Lamest Michigan joke ever, I thought. Why did I always say such dumb things around this man.
"My boss texted again. I hate to tell you this, but the county just called shelter in place. No one is allowed to travel, only emergency vehicles, and they even pulled the plow trucks off the road until the snow stops."
"So in three minutes we went from this being a choice to a mandated thing. Got it." I sighed and rolled my eyes.
"I know. It sucks." Mr. D glanced up from his phone and looked at me vaguely.
"The people in the rally houses might take us in. If we want to walk there." This school was so rural that the rally point, the place we'd all go if the school had to be evacuated, was actually two neighboring houses with sizeable barns. Normally it was a nearby church or store, but here there was no other choice. They must be decent people.
"I'm sure they would," Mr. D said, "but it's a long walk. I saw the wind was blowing you sideways."
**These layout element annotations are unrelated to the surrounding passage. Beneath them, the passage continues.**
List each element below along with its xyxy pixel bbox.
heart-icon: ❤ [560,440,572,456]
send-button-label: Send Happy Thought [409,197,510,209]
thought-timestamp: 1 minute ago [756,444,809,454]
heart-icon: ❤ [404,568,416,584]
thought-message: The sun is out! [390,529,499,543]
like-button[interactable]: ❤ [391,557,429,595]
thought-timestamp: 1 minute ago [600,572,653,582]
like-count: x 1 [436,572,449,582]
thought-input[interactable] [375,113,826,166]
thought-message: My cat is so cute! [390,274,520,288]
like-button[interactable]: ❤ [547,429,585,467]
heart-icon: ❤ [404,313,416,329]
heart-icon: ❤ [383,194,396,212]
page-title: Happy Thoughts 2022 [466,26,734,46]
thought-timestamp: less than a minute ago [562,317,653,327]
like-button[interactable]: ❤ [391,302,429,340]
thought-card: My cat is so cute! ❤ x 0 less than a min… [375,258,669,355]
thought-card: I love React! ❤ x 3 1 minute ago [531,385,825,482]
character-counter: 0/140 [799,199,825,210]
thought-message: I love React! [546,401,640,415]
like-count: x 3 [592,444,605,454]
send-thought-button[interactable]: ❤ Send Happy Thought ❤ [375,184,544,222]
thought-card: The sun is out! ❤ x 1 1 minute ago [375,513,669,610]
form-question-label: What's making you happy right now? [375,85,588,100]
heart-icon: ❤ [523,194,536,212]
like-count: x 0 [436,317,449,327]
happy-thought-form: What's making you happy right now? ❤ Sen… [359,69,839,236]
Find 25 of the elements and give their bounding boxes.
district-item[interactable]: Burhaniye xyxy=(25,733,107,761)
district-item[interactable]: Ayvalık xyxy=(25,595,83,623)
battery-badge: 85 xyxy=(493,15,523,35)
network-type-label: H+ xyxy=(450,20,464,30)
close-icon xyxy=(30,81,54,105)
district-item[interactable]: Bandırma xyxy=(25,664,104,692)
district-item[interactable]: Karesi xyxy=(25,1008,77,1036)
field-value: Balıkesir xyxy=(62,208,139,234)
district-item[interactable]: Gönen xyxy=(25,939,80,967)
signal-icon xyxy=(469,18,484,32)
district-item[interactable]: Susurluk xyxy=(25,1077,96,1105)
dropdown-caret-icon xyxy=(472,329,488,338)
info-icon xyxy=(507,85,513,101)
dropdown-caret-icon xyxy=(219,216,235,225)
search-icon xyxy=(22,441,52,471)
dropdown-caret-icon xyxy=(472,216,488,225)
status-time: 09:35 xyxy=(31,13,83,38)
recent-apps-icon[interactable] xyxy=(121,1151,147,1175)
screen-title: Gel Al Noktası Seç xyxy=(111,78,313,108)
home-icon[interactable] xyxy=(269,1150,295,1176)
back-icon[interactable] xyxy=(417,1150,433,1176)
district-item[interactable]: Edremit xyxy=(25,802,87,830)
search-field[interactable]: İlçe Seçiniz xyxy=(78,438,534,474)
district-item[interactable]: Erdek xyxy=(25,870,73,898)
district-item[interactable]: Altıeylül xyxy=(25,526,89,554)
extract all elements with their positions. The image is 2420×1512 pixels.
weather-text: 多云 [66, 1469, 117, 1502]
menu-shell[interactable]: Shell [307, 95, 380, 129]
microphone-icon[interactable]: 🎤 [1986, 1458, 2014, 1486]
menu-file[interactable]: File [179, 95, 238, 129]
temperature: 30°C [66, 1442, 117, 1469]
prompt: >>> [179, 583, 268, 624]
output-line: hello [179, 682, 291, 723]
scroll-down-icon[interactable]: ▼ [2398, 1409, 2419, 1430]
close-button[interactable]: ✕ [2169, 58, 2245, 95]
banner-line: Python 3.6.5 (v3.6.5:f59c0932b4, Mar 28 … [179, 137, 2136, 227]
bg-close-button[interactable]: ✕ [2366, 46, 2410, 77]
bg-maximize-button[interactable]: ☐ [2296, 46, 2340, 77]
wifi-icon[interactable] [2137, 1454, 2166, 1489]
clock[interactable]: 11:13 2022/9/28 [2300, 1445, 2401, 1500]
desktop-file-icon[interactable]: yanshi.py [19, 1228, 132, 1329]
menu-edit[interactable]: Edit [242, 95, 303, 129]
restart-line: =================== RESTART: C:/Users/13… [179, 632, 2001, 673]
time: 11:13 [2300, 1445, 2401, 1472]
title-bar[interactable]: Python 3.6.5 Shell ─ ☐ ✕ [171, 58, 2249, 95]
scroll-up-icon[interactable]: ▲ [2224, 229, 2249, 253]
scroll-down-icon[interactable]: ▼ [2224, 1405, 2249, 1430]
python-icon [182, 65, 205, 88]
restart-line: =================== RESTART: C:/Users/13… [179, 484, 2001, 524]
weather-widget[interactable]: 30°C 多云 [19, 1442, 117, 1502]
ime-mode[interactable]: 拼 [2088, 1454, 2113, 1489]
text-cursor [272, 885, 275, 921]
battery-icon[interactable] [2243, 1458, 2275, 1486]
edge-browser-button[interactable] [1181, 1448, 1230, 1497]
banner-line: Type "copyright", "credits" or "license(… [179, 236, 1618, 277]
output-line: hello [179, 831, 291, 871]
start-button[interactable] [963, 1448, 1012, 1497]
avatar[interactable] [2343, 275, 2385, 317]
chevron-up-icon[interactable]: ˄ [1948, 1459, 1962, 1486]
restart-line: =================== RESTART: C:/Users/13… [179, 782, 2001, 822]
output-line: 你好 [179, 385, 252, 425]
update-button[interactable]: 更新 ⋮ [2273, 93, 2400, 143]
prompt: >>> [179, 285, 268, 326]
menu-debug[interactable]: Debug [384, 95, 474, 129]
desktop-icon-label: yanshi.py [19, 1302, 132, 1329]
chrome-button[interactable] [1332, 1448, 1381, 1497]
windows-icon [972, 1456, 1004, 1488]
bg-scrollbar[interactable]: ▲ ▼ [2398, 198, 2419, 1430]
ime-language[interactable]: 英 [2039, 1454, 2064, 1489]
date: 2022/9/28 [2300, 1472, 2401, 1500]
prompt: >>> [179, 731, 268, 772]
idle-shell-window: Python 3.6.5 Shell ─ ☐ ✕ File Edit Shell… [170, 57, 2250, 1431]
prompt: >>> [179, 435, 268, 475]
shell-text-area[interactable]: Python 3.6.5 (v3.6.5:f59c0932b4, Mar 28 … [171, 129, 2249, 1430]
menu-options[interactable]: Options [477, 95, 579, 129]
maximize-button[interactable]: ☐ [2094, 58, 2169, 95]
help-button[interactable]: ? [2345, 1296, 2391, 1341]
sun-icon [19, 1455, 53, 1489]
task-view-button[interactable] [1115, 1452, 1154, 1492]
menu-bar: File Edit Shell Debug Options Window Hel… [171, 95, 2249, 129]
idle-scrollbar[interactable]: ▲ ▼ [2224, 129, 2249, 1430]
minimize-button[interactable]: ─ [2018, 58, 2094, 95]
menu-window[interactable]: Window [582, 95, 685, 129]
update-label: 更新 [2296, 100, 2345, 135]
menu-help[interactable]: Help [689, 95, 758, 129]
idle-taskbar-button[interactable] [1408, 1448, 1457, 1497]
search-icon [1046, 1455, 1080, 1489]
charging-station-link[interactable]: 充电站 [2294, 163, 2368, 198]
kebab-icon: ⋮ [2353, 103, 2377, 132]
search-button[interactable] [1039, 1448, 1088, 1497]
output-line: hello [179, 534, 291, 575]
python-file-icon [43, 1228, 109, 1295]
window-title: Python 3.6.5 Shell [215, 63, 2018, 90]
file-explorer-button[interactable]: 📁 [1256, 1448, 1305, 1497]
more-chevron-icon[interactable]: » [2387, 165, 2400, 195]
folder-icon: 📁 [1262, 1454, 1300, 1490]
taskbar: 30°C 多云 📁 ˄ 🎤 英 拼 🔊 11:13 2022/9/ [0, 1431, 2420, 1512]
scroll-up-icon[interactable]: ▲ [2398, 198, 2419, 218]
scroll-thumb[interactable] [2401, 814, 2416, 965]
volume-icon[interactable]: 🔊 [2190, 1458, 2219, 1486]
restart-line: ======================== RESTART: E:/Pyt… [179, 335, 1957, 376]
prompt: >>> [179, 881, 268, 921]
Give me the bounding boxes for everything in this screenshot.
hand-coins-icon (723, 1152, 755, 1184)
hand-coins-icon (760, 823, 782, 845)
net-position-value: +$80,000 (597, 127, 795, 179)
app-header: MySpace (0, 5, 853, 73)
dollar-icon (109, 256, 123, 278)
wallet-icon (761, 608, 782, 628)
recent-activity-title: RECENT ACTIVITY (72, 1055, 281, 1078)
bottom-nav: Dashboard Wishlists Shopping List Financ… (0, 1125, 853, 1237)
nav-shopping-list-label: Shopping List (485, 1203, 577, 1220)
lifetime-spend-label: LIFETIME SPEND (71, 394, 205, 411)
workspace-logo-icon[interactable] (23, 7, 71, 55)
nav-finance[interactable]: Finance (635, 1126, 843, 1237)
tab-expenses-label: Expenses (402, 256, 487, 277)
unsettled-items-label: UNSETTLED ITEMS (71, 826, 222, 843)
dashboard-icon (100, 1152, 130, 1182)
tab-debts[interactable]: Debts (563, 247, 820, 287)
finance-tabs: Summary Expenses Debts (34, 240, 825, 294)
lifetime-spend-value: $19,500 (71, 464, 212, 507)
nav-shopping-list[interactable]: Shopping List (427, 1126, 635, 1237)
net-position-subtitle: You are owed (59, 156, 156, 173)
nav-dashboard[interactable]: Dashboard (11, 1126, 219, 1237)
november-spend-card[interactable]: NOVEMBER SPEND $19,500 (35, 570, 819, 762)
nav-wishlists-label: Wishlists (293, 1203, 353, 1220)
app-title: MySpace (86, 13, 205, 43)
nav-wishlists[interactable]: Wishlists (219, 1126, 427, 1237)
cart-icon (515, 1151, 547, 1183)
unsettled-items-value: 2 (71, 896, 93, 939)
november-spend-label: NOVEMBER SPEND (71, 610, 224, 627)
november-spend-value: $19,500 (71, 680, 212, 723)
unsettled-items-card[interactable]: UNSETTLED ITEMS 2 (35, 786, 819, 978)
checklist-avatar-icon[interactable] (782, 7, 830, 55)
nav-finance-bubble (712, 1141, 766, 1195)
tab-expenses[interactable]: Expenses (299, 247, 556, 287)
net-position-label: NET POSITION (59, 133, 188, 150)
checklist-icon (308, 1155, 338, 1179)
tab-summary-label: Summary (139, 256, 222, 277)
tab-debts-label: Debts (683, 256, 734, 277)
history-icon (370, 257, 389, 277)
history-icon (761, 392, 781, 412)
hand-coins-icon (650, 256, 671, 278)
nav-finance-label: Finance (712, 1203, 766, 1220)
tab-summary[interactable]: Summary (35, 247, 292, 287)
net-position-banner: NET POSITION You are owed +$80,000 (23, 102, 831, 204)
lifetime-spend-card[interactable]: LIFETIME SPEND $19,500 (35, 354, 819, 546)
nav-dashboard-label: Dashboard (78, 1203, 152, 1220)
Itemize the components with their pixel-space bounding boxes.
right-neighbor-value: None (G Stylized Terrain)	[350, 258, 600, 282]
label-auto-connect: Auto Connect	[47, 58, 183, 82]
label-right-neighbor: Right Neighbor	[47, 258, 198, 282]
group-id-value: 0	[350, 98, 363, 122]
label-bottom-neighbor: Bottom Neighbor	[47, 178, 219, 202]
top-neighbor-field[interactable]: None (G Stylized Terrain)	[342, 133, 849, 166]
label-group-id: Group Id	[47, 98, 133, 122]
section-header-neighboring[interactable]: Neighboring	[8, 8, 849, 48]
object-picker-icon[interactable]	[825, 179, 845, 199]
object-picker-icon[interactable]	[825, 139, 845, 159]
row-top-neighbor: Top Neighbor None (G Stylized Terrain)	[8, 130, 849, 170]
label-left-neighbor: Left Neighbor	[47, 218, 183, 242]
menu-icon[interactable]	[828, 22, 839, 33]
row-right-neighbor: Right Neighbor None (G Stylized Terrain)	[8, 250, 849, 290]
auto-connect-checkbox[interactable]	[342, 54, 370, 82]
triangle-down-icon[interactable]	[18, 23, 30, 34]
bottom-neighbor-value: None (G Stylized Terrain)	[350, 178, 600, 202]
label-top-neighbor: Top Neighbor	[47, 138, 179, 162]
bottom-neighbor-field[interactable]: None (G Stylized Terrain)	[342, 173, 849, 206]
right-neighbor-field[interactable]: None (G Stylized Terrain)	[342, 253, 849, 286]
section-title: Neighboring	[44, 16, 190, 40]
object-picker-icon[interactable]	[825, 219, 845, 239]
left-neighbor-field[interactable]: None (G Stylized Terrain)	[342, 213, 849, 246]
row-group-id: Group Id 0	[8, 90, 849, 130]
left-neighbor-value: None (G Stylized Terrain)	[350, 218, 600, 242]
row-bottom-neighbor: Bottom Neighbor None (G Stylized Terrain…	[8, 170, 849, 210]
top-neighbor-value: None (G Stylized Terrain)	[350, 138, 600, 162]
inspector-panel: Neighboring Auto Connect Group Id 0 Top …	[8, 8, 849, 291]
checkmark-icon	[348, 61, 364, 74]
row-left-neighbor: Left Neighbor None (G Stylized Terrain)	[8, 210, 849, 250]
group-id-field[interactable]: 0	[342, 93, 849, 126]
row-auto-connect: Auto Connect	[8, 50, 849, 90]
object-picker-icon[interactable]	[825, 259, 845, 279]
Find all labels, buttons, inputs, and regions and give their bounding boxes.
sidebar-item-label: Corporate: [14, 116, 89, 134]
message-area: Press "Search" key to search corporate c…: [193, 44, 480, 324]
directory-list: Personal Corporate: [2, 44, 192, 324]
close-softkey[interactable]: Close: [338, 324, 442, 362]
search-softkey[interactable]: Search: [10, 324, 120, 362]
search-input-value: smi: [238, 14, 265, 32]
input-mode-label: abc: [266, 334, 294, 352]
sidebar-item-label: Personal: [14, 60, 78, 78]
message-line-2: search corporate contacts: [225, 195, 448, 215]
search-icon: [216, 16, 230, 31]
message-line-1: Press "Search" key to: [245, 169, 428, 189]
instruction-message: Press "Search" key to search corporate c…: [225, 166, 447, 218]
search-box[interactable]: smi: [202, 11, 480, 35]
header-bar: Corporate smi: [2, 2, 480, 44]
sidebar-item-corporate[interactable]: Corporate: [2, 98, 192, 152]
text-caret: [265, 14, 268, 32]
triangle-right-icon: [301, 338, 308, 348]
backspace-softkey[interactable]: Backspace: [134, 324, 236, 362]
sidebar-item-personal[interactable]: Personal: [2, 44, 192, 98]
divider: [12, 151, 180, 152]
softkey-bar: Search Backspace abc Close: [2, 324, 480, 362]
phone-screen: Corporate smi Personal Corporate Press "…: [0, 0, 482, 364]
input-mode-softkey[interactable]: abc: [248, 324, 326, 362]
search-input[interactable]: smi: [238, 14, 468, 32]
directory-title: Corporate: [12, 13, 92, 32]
"They also probably only have a couple bathrooms, and everyone has wells here. So if the power goes out, ew."
"That's a good point. Plenty of bathrooms here."
"I grew up in the country. It was the grossest thing about power outages. Okay, so we are staying. We do have to plan for the power to go out. What is the warmest part of the school, maybe? Definitely not the library. It was 55 degrees in there today and everyone had their coats on. And while we ponder that, I might need to raid some fridges and cupboards. I'm starving."
This school was odd not just for the rural location but for its spider-like sprawling campus - with a very long glassed-in corridor linking three otherwise separate sections on a hillside. And though it was a fairly new building, some wings were chilly even on the nicest winter days. We'd need to think this through and gather supplies before it got dark. Just in case.
"You take charge. I like that. I noticed it the first time we worked together," Mr. D said, smiling.